Figure 18.1.2 depicts the overall system architecture of the gaze-activated OR system, stacking the GIS chip and the ORP chip vertically. The ORP has a total of 20 IPs connected by a 2D NoC. The EOG processor (EOGP) is a programmable RISC to detect the wink command from EOG signals, and the DRM processor (DRMP) controls DVFS based on the real-time workload estimation. The CNNP reduces the gaze-selected 640×360 ROI into ~100 32×32 ROI tiles with sparse-feature learning by the CNN. From the ROI tiles selected by the CNNP, the scale-space processor (SSP), feature-detection processor (FDP) and descriptor-generation processor (DGP) operate in a tile-level task pipeline to extract SIFT feature vectors. The feature-matching processor (FMP) adopts a low-power vocabulary forest processor architecture [2] and makes the final recognition decision. The GIS in Fig. 18.1.2 has  $320\times240$  pixel arrays, a 10b ADC, and mixed-mode pupil-edge-detection circuits (PEDC) for low-power gaze estimation.

Figure 18.1.3 shows the key circuit diagrams of the PEDC for the new GIS-friendly pupil-edge-detection algorithm: XY pupil detection (XY-PD). The XY-PD compares intensity values with 4 neighboring pixels along the X/Y axis of the sensor, which is more power efficient than the previous 8-pixel weighted-sum operation [4]. For the XY-PD, the PEDC converts photo voltages V1 and V2 into currents I1 and I2 by source followers M1 and M2, respectively. Then, I1 is compared with I2+I<sub>TH</sub> and its digital voltage output is latched. A PEDC is shared with all pixels connected to a column for column-parallel processing. Since column-parallel processing requires fewer PEDCs than pixel-level processing, and the XY-PD requires only 4 pixel comparisons rather than the 8-pixel weighted-sum operation, this work consumes 2.9× less power, even with 16× better resolution than the previous work [4]. In addition, the RISC in the GIS reduces sub-pixel pupil detection error by fitting an optimum ellipse [5] on the boundary of the dark pupil with the data obtained from the PEDC. As a result, the proposed GIS obtains ~0.45° gaze-estimation accuracy, which is equivalent to only 17 pixels on a virtual 100-inch screen of 1920×1080 resolution at 10ft distance.

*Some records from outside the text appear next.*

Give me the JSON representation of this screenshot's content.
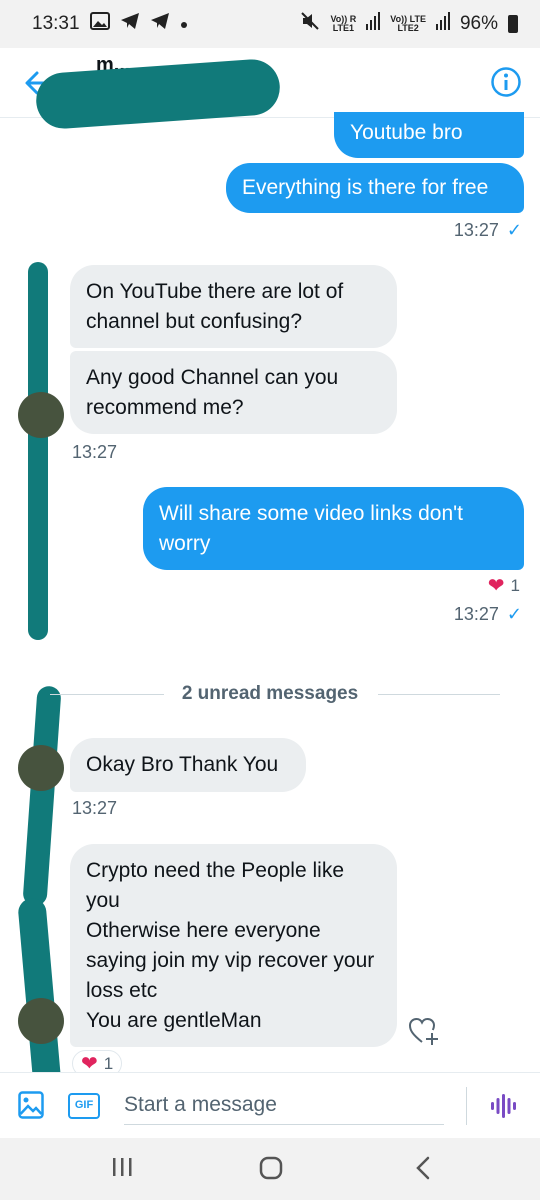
{
  "status_bar": {
    "time": "13:31",
    "net1_top": "Vo)) R",
    "net1_bottom": "LTE1",
    "net2_top": "Vo)) LTE",
    "net2_bottom": "LTE2",
    "battery": "96%"
  },
  "header": {
    "name": "m..."
  },
  "messages": [
    {
      "id": "m1",
      "direction": "out",
      "text": "Youtube bro"
    },
    {
      "id": "m2",
      "direction": "out",
      "text": "Everything is there for free"
    },
    {
      "id": "m3",
      "direction": "in",
      "text": "On YouTube there are lot of channel but confusing?"
    },
    {
      "id": "m4",
      "direction": "in",
      "text": "Any good Channel can you recommend me?"
    },
    {
      "id": "m5",
      "direction": "out",
      "text": "Will share some video links don't worry"
    },
    {
      "id": "m6",
      "direction": "in",
      "text": "Okay Bro Thank You"
    },
    {
      "id": "m7",
      "direction": "in",
      "text": "Crypto need the People like you\nOtherwise here everyone saying join my vip recover your loss etc\nYou are gentleMan"
    }
  ],
  "timestamps": {
    "t1": "13:27",
    "t2": "13:27",
    "t3": "13:27",
    "t4": "13:27"
  },
  "reactions": {
    "r1": {
      "emoji": "❤",
      "count": "1"
    },
    "r2": {
      "emoji": "❤",
      "count": "1"
    }
  },
  "divider": {
    "label": "2 unread messages"
  },
  "composer": {
    "placeholder": "Start a message",
    "gif_label": "GIF"
  },
  "colors": {
    "accent": "#1d9bf0",
    "incoming_bubble": "#ebeef0",
    "heart": "#e0245e",
    "redaction": "#117a7a"
  },
  "icons": [
    "back-arrow-icon",
    "info-icon",
    "image-icon",
    "gif-icon",
    "voice-icon",
    "add-reaction-icon",
    "recents-icon",
    "home-icon",
    "back-nav-icon"
  ]
}
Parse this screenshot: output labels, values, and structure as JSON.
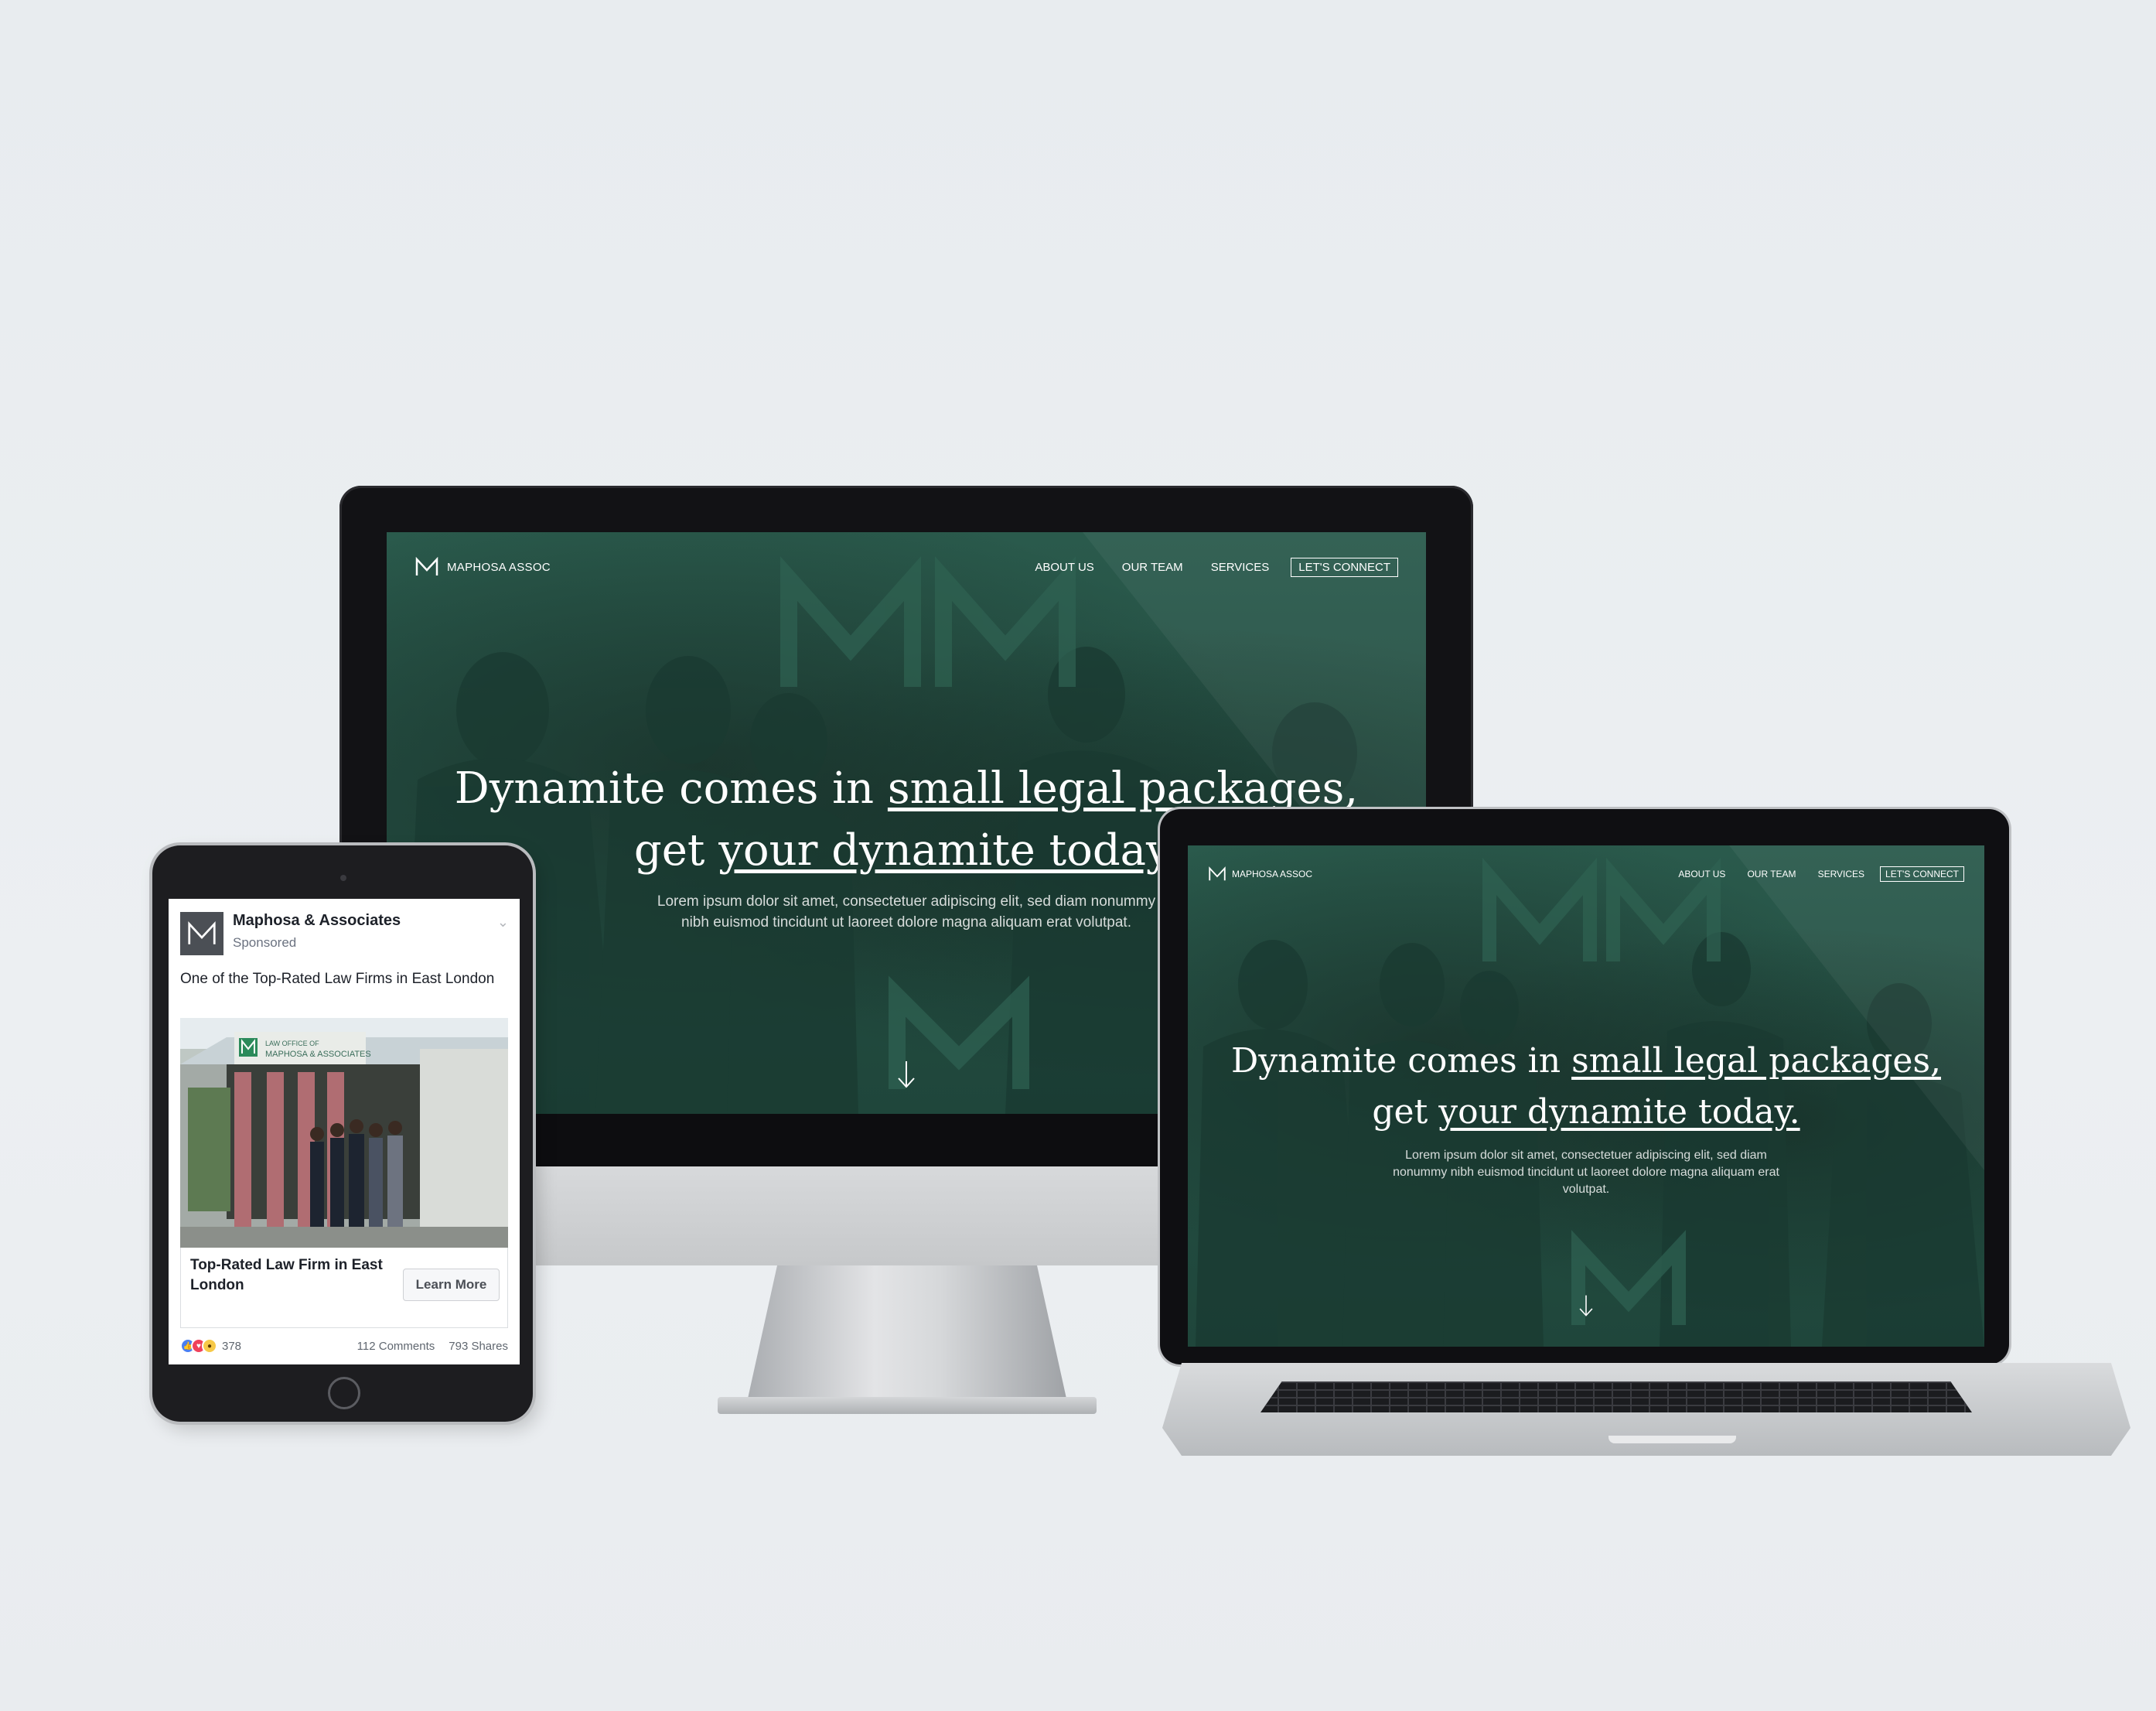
{
  "website": {
    "brand": "MAPHOSA ASSOC",
    "nav": [
      "ABOUT US",
      "OUR TEAM",
      "SERVICES"
    ],
    "cta": "LET'S CONNECT",
    "hero_line1_plain": "Dynamite comes in ",
    "hero_line1_underlined": "small legal packages,",
    "hero_line2_plain": "get ",
    "hero_line2_underlined": "your dynamite today.",
    "lorem": "Lorem ipsum dolor sit amet, consectetuer adipiscing elit, sed diam nonummy nibh euismod tincidunt ut laoreet dolore magna aliquam erat volutpat.",
    "scroll_icon": "down-arrow-icon"
  },
  "facebook_ad": {
    "page_name": "Maphosa & Associates",
    "sponsored": "Sponsored",
    "post_text": "One of the Top-Rated Law Firms in East London",
    "photo_sign_line1": "LAW OFFICE OF",
    "photo_sign_line2": "MAPHOSA & ASSOCIATES",
    "card_title": "Top-Rated Law Firm in East London",
    "cta_label": "Learn More",
    "reaction_count": "378",
    "comments": "112 Comments",
    "shares": "793 Shares",
    "reactions": [
      "like-icon",
      "love-icon",
      "wow-icon"
    ]
  },
  "colors": {
    "site_green": "#24503f",
    "background": "#e9ecef",
    "fb_like": "#4a7ff2",
    "fb_love": "#f0415b",
    "fb_wow": "#f7c948"
  }
}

The proposed CNNP of Fig. 18.1.4 employs a sparse-feature-based CNN – a promising neural-network architecture for deep-learning applications [6]. It can reduce the database size to 8kB from the 1MB associated with previous work [3] obviating the need for massive external memory accesses. In addition, the CNNP has a tile-parallel architecture with a multi-layer-perceptrons (MLP) classifier for fast ROI tile selection. The same reconfigurable 200-MAC (multiply-accumulate) array performs the tile-parallel convolutions in the CNN mode with the offline learned sparse features, and then the MAC operates in MLP mode to make the final decision for the tile selection. It supports 8-tile parallel convolution operations with 8-way MAC arrays in CNN mode, and 200 parallel MAC operations with 200-way MAC arrays in MLP mode. As a result, it takes 3ms to process a  $640 \times 360$  ROI rescaled in size to  $160 \times 90$ , and consumes 18mW peak power, which is  $1.8 \times$  smaller than a previous hierarchical convolution accelerator [3].

Figure 18.1.5 shows the LUT-based low-power DGP architecture to calculate the trigonometric functions with low-power consumption. Since the rotation-invariant feature vector can be obtained with an 11.25° orientation binning operation, rather than with precise arctan ALU operations, we use a LUT to remove the power-hungry arctan ALU [2]. The orientation LUT in Fig. 18.1.5 determines the bin index among 32 orientation bins containing arctan results. The proposed trigonometric LUT reduces power by  $1.5 \times$ , with <0.4% matching error, which is negligible considering the 11.25° accuracy requirement.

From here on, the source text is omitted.